Detrás de los luminosos escenarios, de los trajes bordados en finos hilos de plata, de la apoteósica cifra de ciento siete películas protagonizadas y de los más de doscientos discos que resonaron a lo largo y ancho del continente, existió un hombre que cargó sobre sus hombros un infierno silencioso. Antonio Aguilar, eternamente conocido y reverenciado como “El Charro de México”, fue mucho más que un ídolo indiscutible de la música ranchera y el cine nacional; fue el estandarte vivo de la rectitud moral, el honor rural y la valentía mexicana. Sin embargo, detrás de esa imagen intachable de invulnerabilidad y patriotismo, se ocultaba un secreto asfixiante que amenazaba con destruir por completo su vida, el imperio económico que construyó desde cero y el prestigio de un apellido que hoy sigue siendo venerado en todo el mundo.

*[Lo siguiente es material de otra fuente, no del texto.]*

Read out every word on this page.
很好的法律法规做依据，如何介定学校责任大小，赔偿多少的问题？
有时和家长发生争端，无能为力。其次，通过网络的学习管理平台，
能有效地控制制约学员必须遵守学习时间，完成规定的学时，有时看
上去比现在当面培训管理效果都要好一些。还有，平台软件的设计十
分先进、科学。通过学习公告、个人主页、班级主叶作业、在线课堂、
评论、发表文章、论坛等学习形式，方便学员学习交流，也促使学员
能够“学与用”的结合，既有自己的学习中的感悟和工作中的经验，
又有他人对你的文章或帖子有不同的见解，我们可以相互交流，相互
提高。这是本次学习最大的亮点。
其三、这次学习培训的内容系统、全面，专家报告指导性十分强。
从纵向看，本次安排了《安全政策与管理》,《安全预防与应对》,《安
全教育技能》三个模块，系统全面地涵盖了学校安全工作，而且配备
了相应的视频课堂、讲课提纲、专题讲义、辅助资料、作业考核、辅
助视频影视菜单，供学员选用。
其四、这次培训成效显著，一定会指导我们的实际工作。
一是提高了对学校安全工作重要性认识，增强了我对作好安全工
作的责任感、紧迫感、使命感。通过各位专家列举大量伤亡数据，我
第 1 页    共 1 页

La historia oficial de las grandes televisoras y los registros gubernamentales nos ha mostrado únicamente la cara triunfante del ídolo, pero hoy se descorre el velo del hermetismo para adentrarnos en un oscuro capítulo de su biografía. Un favor asqueroso, impuesto por las redes del poder, la extorsión y la corrupción política, lo arrinconó de la peor manera posible. Para comprender la magnitud de la tragedia psicológica de Antonio Aguilar, debemos abandonar la cómoda visión de las cámaras y los reconocimientos oficiales, y trasladarnos a la árida y hostil realidad del año 1940.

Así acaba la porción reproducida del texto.